Die Goldmedaille im Container-Bau scheint Berlin im vorolympischen Jahrzehnt sicher, wenn nicht umgehend einschneidende Veränderungen in der Wohnungspolitik durchgesetzt werden. In Anlehnung an die Bundesratsinitiative von Bausenator Nagel forderte nun auch Sozialsenatorin Ingrid Stahmer die Wiedereinführung der Mietpreisbindung. Die Sozialverwaltung plane zudem, per Ausführungsvorschrift die Wohnsituation von Sozialhilfeberechtigten zu verbessern. So soll unter anderem bei der Kostenübernahme die Miete im sozialen Wohnungsbau in Zukunft „grundsätzlich als angemessen“ angesehen werden.
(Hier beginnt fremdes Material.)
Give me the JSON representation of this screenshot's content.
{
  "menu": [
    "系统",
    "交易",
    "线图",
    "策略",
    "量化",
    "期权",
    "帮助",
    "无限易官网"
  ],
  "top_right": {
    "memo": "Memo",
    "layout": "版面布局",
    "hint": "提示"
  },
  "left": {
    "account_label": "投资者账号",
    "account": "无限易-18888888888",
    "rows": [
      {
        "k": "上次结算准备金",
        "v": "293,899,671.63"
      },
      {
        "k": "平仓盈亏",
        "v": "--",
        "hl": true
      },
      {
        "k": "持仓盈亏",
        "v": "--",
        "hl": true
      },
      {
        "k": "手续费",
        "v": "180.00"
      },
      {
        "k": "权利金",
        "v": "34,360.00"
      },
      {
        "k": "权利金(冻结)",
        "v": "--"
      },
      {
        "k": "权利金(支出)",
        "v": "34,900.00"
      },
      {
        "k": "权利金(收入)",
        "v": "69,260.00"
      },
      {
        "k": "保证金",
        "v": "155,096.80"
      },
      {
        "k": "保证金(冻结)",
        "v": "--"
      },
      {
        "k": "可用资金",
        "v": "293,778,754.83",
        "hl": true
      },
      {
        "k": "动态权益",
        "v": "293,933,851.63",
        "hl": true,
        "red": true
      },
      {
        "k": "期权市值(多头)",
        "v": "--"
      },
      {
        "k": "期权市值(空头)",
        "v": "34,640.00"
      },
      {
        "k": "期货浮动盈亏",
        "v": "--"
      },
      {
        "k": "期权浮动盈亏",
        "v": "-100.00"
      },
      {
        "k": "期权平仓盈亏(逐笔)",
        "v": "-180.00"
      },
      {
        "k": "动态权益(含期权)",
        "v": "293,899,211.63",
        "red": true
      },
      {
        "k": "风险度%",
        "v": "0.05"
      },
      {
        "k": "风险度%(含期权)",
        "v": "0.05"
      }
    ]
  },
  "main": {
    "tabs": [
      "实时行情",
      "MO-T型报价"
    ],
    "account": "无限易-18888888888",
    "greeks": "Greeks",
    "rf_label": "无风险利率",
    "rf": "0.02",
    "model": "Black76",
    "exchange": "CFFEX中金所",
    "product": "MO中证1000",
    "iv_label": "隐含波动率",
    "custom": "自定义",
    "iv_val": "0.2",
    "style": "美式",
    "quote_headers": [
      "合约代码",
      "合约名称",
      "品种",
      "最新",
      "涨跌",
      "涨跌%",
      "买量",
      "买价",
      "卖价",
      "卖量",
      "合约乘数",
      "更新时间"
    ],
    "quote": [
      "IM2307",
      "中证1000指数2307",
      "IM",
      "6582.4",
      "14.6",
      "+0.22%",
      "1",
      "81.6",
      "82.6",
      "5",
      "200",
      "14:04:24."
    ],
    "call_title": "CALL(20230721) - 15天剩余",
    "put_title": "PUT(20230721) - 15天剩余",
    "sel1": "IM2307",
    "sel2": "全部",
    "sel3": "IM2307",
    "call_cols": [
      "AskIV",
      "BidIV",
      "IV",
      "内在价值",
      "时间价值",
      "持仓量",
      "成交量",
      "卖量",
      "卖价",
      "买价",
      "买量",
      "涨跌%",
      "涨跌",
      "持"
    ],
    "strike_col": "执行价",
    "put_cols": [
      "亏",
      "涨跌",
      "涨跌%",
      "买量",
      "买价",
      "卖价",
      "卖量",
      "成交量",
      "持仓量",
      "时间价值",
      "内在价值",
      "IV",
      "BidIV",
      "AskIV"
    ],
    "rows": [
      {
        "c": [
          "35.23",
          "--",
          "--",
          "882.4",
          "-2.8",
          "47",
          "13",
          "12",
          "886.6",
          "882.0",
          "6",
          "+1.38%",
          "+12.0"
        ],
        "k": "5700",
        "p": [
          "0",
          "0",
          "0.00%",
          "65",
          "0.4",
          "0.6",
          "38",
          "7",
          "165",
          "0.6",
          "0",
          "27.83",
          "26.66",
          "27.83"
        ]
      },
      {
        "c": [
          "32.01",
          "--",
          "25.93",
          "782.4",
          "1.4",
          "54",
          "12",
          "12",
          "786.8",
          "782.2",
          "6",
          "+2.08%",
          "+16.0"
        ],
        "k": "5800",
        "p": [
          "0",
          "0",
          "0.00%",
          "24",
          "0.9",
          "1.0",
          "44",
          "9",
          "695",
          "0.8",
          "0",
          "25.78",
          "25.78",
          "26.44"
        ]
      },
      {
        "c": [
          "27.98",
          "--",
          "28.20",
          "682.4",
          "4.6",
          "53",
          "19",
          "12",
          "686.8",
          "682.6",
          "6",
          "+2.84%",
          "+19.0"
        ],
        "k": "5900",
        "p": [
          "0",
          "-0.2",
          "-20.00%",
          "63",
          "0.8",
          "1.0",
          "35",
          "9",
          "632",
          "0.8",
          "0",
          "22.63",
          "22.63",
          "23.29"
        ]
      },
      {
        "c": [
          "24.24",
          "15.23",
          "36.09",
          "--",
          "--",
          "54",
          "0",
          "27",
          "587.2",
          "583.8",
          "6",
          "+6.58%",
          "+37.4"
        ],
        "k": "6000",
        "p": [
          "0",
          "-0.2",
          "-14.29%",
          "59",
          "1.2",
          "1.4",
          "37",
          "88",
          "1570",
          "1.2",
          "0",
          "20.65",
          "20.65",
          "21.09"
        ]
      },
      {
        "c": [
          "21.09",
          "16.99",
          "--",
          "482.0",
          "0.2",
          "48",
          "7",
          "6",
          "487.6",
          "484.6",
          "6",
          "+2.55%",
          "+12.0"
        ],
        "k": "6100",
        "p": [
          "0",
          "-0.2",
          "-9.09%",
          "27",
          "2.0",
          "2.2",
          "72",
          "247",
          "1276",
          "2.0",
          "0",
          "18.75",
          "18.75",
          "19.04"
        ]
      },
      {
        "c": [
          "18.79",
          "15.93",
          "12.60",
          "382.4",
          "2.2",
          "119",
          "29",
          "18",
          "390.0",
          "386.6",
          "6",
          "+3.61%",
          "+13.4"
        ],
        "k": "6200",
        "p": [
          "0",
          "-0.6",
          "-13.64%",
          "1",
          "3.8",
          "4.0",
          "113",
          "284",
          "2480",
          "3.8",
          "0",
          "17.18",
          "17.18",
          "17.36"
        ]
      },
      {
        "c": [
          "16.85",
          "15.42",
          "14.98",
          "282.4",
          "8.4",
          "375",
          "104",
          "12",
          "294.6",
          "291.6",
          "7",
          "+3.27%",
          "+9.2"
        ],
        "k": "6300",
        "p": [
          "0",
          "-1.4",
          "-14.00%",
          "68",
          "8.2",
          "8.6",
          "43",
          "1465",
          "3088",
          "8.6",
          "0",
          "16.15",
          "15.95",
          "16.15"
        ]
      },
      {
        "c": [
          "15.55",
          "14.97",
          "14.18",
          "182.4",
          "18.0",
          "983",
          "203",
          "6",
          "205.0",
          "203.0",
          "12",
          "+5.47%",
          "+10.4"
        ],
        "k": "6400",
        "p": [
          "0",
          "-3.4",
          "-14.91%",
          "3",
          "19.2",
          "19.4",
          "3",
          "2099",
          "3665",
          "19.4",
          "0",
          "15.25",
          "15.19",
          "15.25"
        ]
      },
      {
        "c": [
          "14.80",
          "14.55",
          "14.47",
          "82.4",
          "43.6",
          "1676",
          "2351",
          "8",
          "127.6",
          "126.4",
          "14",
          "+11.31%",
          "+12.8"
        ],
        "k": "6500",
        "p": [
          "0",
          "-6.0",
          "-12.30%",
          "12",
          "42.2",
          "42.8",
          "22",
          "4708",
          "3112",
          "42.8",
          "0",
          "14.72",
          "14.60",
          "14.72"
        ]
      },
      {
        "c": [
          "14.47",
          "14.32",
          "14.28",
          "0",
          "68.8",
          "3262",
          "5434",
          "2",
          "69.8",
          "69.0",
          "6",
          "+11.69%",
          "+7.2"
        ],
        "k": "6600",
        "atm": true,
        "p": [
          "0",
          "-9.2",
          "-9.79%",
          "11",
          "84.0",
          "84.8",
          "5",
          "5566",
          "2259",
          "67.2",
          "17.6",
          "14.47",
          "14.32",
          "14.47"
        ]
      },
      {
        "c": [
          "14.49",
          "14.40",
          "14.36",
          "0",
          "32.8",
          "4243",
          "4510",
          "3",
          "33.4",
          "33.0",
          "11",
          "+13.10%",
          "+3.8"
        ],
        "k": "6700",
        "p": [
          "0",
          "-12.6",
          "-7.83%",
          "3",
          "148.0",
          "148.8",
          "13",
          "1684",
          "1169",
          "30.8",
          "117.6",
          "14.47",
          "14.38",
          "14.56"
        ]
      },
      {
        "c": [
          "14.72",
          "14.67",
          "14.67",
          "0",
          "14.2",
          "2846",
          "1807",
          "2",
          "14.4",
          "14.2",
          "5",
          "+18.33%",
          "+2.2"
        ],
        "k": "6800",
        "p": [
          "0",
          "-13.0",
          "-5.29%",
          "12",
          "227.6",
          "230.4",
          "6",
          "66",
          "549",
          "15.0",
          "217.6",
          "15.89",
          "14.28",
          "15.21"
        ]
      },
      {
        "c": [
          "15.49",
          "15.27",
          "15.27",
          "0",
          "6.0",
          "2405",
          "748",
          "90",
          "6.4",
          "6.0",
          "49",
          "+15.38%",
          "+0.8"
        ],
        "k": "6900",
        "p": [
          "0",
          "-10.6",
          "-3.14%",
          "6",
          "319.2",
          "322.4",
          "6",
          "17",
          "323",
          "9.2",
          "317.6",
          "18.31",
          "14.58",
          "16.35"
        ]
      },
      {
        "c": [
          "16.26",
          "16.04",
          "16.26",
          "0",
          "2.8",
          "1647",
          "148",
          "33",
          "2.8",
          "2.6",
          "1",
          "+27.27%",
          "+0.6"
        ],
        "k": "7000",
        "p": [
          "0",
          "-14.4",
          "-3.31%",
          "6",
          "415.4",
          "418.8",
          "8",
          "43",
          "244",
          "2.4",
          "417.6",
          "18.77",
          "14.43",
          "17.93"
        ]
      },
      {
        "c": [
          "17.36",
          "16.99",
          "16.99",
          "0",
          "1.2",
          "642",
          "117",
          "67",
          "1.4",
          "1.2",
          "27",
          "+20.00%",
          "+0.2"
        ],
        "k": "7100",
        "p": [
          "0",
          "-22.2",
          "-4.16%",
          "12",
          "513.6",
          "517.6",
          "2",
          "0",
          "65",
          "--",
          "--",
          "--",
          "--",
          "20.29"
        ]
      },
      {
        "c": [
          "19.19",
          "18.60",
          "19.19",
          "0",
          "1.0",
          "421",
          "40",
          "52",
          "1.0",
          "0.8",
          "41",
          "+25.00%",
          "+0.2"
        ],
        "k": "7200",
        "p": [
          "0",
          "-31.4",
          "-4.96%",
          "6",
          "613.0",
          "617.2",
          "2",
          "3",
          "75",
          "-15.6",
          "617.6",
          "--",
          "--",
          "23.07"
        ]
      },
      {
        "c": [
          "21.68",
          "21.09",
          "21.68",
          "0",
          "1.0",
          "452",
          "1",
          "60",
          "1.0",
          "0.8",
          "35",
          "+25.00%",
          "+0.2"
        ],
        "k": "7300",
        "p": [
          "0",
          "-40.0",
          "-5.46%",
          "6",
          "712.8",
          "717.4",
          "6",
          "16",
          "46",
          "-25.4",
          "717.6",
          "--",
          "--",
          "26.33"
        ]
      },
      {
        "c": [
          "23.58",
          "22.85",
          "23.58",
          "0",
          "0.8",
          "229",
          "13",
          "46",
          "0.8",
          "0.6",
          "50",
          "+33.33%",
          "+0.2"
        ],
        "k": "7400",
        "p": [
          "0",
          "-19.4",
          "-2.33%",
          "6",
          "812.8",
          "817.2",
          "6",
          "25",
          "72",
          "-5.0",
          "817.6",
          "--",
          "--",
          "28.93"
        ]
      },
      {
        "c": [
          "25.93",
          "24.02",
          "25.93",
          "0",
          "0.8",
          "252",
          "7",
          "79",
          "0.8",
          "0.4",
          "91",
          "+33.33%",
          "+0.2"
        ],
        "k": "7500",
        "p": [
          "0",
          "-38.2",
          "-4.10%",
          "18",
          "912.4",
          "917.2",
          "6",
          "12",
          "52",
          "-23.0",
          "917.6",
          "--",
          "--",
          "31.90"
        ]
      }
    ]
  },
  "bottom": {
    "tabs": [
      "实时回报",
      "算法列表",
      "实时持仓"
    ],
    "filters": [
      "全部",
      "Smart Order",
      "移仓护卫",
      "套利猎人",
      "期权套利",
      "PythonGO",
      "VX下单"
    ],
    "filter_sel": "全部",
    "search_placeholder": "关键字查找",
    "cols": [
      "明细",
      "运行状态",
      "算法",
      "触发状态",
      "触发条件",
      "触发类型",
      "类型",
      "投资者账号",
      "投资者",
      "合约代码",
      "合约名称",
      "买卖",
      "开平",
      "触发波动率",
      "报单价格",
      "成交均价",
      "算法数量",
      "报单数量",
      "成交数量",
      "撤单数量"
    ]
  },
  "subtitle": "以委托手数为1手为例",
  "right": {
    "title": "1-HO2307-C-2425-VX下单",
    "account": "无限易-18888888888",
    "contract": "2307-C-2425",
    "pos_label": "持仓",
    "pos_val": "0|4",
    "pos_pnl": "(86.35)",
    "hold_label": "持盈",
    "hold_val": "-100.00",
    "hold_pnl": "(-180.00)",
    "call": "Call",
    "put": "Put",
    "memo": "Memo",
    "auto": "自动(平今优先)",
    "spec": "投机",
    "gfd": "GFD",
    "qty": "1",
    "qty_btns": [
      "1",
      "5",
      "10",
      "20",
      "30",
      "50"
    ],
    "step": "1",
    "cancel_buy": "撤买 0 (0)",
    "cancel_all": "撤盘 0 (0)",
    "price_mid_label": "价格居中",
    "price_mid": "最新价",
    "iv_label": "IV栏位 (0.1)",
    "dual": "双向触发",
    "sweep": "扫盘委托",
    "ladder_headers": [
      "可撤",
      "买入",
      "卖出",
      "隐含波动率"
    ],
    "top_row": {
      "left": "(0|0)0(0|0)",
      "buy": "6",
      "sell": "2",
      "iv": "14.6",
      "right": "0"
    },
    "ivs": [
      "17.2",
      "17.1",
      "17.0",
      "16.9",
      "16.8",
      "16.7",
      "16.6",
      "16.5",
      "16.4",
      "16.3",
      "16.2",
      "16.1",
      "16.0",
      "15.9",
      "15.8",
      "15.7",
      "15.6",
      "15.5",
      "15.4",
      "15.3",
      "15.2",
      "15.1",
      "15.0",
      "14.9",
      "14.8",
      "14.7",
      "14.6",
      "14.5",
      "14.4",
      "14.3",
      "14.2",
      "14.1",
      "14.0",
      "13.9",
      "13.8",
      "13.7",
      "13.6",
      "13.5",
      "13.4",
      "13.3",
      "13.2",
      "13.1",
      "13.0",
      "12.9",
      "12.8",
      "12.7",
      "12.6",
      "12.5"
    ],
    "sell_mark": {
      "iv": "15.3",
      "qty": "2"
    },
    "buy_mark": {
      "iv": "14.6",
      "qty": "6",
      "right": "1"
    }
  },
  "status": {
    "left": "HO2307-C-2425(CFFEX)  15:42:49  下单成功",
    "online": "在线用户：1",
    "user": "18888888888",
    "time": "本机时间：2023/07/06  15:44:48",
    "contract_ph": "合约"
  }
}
Stahmers Forderung nach Wiedereinführung der Mietpreisbindung wurde mit Blick auf die Zuständigkeit des Bundes und die dortigen Mehrheitsverhältnisse allerdings skeptisch beurteilt. „Dafür ist der weitere Machtverlauf in Bonn entscheidend“, erklärte Peter Ließmann vom Arbeitskreis Wohnungsnot. Trotz zufriedenstellender Resonanz auf die eben beendete Aktionswoche zum Wohnungsnotstand sieht Ließmann massive Probleme „durch die Magnetwirkung der Stadt seit dem 9.November“ auftreten. Unter Hinweis auf die notdürftige Unterbringung von rund 30.000 Aus- und Übersiedlern sowie Flüchtlingen in Containern, Heimen oder Wohnwagen, teilte Stahmer noch einmal Kritik am Vorgängersenat aus - der für „die zum Teil vorhersehbaren Umstände keine Vorsorge getroffen habe“. Maßnahmen, die über die bisherige Politik weit hinausgehen, fordert die AL-Fraktion. Sie verlangt vom Senat, den gesetzlichen Rahmen auszuschöpfen und sich die Belegungsrechte für rund 400.000 Wohnungen im sozialen Wohnungsbau zu sichern. Auf diese Weise will der sozialpolitische Sprecher der AL, Haberkorn, eine gezielte Bevorzugung von Wohnungslosen und sozial Benachteiligten erreichen - auch im Hinblick auf eine mögliche Gesamtstadt Berlin. Man müsse sich langsam an den Gedanken gewöhnen, daß Berlin eine Stadt wie Paris mit großen Vororten werde.

Um unter diesen Voraussetzungen eine Ghettoisierung zu verhindern, hält Haberkorn „solch dirigistische Maßnahmen für unbedingt nötig, sonst sind die Notunterkünfte, die vor fünf Jahren gebaut wurden, in zehn Jahren institutionalisiert“. Wäre das Problem der Wohnungslosigkeit nicht bis zur Olympiade beseitigt, steht zu befürchten, daß sich eine wie auch immer geartete Berliner Regierung an der Partnerstadt Los Angeles ein Beispiel nimmt: Als sich dort 1984 die Jugend der Welt zum sportlichen Doping- und Medienspektakel versammelte, wurden die Obdachlosen für die Dauer der Wettkämpfe aus der Stadt geworfen.